De calcaires en marbres, les filons du sous-sol comtois
Exploités de la fin du Moyen Âge presque jusqu’à nos jours, sans oublier la période antique, les marbres de Franche-Comté, les porphyres et les granites ont une histoire technique, artistique et commerciale à raconter. Sans compter celle de leurs origines, estimées en centaines de millions d’années…
Marbre de Miéry sur une console de l’apothicairerie de l’hôpital Saint-Jacques à Besançon (XVIIIe siècle), brocatelle de Chassal pour l’autel et le tabernacle de l’église de Viry (39) (XIXe siècle), marbre de Sampans de la colonnade de l’hôtel de ville de Gray (70) (XVIe siècle), marbre de Damparis des colonnes du palais de justice de Paris (XIXe siècle)… les marbres de Franche-Comté, du Jura surtout, se remarquent sur l’ensemble de la région et au-delà. Déjà exploités à l’époque antique, ils sont de belles imitations des marbres du Proche-Orient que l’acheminement rend alors forcément incomparables en termes de coût, et en deviennent des alternatives.
C’est au XVIe siècle que les pierres marbrières locales commencent à jalonner la Comté, sous forme de cheminées, fontaines, ornements religieux... Le marbre de Sampans (39) est le plus célèbre de l’époque, sa structure en grain d’orge et son rouge profond donnant un aspect acajou très apprécié aux chaires et aux colonnes des églises. Le XIXe siècle marque l’âge d’or de la production comtoise qui s’exporte dans tout le pays, voire dans le monde entier.
Les vases des façades du château de Chantilly sont en porphyre de Ternuay, tout comme le socle du tombeau de Napoléon 1er exposé au musée des Invalides à Paris. La brocatelle de Chassal habille de jaune et de violet les rampes des balustrades de l’opéra Garnier, où le calcaire rouge à entroques du Jura a aussi toute sa place.

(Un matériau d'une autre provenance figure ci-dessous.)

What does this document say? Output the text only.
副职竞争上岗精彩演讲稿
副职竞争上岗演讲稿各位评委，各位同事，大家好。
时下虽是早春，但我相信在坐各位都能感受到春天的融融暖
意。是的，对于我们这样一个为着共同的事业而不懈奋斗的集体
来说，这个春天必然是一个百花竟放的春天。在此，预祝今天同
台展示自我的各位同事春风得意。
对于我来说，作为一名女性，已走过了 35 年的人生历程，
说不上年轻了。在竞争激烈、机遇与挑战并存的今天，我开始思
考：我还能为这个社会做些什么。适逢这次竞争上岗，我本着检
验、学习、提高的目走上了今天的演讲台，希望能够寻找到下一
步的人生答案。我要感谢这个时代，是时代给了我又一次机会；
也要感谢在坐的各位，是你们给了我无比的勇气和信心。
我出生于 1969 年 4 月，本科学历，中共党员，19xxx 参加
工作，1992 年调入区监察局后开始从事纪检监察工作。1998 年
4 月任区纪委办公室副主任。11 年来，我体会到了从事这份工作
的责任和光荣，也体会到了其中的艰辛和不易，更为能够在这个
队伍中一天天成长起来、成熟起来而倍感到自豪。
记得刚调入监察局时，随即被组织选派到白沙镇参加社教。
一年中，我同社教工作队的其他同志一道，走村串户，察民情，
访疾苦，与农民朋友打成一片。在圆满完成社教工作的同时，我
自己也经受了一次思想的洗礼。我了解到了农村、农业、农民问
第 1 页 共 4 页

Mais à l’extérieur, les marbres du Jura perdent leur éclat au fil du temps et se révèlent trop fragiles. Cet écueil peut-être, puis l’évolution des goûts, et de façon certaine la difficulté d’extraction de gisements discontinus et peu accessibles concourent au déclin de l’activité marbrière en Franche-Comté au cours du XXe siècle.
Aujourd’hui la carrière d’Andelarrot, située vers Vesoul en Haute-Saône, est la seule où l’on continue à extraire, au gré des besoins, pierre de taille et pierre marbrière.
Les carrières renfermant de la pierre polissable se sont comptées jusqu’à une centaine dans le département du Jura, et soixante-six d’entre elles ont été identifiées par les chercheurs1 comme exploitées pour le marbre de façon certaine. Exception faite du site de Chassal, il s’agissait de carrières à ciel ouvert. L’extraction s’effectuait à l’aide de coins placés dans les fissures naturelles ou des saignées tracées au pic, et le bloc était détaché à la pince à talon. La découpe par usure, avec l’utilisation d’une cordelette d’acier entraînant un abrasif, permettait de découper à Chassal des blocs de 200 à 300 tonnes. Ce fil hélicoïdal inventé en 1854 ne laissera la place au diamant industriel qu’au cours du XXe siècle : la vitesse de sciage passe enfin de 1 ou 2 cm à 25 cm à l’heure.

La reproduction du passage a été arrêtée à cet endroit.